Bill allowing for remote caucuses passes state Senate, awaits Assembly vote

— Photo from the Office of State Senator Michelle Hinchey
The caucus bill is the first to be sponsored by Michelle Hinchey, of the 46th District, who was elected last November and replaced Republican George Amedore, who didn't seek re-election.

A law that would allow remote caucusing for village and town elections this year has passed the state Senate unanimously and now awaits a vote by the Assembly. 

The law is sponsored by Democrat Michelle Hinchey, of the 46th District, who was elected last November, replacing Republican George Amedore. 

Part of a three-law package focused on election processes during the COVID-19 pandemic, the caucus bill would allow local party leaders to meet remotely and sign nominating documents separately, thereby maintaining social distance. 

The law would expire on Dec. 31, 2021 (presuming that the pandemic is under control by then and social distancing is no longer needed), though a spokeswoman for Hinchey told The Enterprise that Hinchey “is happy to revisit the idea of extending her remote caucus bill if this is something that our towns and villages are interested in maintaining as an option.”

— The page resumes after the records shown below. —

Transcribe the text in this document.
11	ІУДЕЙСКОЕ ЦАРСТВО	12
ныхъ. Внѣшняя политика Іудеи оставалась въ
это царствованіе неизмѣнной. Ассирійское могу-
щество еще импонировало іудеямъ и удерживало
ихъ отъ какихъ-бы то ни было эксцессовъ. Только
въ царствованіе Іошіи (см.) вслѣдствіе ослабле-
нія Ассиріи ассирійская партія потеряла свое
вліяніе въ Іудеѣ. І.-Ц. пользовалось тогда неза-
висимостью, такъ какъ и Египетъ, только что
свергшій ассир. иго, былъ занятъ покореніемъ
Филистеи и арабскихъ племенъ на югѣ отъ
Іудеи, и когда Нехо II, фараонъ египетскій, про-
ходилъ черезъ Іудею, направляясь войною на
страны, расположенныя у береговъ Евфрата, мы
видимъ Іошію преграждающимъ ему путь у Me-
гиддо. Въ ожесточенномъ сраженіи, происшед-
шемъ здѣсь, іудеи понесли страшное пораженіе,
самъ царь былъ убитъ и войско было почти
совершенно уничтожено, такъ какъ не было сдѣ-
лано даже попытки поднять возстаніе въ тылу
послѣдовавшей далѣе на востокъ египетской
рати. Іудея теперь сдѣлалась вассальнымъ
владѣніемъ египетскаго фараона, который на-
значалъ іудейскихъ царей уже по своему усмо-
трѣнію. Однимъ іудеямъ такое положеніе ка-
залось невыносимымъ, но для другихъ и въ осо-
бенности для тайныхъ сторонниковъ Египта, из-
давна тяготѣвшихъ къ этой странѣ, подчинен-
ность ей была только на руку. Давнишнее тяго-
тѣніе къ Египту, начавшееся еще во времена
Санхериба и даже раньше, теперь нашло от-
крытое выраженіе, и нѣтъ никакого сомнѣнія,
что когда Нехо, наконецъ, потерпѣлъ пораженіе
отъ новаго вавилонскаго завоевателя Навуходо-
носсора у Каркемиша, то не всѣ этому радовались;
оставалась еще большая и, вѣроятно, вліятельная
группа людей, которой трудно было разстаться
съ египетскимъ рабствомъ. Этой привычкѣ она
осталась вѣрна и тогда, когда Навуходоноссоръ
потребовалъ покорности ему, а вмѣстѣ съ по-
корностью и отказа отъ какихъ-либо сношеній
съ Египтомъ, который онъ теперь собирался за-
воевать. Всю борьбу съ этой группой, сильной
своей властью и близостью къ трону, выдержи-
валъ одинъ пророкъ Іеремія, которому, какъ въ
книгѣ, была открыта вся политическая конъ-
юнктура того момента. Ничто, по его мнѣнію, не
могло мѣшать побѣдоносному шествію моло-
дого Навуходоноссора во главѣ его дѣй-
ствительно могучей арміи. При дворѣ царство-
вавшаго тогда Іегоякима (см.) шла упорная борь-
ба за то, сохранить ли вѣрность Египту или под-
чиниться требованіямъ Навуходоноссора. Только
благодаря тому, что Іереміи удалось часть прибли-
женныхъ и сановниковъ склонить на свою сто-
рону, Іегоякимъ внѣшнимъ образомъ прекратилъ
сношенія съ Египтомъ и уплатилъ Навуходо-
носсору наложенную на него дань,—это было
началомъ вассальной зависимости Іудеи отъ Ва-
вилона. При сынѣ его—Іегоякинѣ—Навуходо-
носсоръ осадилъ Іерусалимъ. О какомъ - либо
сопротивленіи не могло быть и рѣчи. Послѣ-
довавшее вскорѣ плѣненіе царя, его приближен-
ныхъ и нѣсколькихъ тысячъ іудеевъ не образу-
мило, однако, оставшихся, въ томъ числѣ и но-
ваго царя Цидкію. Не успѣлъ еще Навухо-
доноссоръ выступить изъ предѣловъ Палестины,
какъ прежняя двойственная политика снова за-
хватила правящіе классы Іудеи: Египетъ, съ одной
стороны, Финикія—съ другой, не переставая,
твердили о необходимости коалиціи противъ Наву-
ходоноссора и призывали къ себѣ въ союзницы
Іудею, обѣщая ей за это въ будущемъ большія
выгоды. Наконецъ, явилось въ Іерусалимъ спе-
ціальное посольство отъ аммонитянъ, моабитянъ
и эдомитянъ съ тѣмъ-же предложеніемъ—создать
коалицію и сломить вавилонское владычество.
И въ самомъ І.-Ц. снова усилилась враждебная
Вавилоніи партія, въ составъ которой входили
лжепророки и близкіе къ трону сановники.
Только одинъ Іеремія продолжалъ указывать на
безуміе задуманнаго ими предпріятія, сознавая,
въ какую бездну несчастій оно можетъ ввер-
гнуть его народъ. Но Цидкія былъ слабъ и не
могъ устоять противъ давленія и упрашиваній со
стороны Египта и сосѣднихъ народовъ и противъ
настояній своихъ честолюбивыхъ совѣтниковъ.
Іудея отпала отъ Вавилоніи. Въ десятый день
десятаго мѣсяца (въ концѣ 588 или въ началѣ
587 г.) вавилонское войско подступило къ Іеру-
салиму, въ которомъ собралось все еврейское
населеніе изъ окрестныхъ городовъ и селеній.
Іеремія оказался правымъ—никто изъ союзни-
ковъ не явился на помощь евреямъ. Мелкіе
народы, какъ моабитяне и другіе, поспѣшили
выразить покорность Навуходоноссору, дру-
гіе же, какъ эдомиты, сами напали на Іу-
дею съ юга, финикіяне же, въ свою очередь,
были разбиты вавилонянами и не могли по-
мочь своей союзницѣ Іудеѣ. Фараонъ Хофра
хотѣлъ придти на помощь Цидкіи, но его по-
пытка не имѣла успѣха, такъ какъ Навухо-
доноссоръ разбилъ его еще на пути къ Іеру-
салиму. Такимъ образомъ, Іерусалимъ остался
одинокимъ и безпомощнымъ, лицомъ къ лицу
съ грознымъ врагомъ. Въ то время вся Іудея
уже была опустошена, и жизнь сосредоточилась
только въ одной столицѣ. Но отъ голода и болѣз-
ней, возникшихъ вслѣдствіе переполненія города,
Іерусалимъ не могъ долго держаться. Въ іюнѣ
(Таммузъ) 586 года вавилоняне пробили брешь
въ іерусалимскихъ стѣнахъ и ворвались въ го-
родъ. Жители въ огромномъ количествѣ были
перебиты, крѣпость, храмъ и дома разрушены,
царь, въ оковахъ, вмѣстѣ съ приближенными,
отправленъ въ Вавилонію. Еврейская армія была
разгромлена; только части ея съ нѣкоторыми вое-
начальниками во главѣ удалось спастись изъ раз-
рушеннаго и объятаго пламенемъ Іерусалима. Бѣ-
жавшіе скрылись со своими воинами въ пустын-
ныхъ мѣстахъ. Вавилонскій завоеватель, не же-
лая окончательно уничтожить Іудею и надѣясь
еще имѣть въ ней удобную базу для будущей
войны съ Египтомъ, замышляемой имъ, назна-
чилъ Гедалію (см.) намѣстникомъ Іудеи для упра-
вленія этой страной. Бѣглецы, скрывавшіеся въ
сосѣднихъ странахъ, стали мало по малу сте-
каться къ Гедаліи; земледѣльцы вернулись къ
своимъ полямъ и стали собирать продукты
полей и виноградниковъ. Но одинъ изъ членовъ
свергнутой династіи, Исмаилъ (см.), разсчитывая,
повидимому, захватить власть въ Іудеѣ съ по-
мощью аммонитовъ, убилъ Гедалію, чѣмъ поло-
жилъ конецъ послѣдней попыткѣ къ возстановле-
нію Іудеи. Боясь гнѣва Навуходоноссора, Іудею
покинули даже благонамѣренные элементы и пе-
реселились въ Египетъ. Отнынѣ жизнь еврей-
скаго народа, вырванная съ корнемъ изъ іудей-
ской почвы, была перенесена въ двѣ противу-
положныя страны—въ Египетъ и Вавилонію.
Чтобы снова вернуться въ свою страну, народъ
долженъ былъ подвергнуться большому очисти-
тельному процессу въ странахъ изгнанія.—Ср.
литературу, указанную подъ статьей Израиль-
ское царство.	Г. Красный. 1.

Hinchey’s 140-mile-long 46th District encompasses all of Greene and Montgomery counties, and parts of Albany, Schenectady, and Ulster counties. In Albany County, the district includes all or parts of Guilderland, New Scotland, Coeymans, and the Hilltowns of Berne, Knox, Rensselaerville, and Westerlo.

A second law from the same package also passed the state Senate, by a vote of 62-to-1, and would allow absentee ballots to be delivered to nursing home residents safely. It is sponsored by Democrat Jeremy Cooney, of the 56th District.

The third law, sponsored by Democrat Shelley Mayer, of the 37th District, would allow voters to request absentee ballots on the basis of concern about contracting an illness, which was allowed for the first time this year by an executive order from Governor Andrew Cuomo. That bill has not been voted on in either chamber.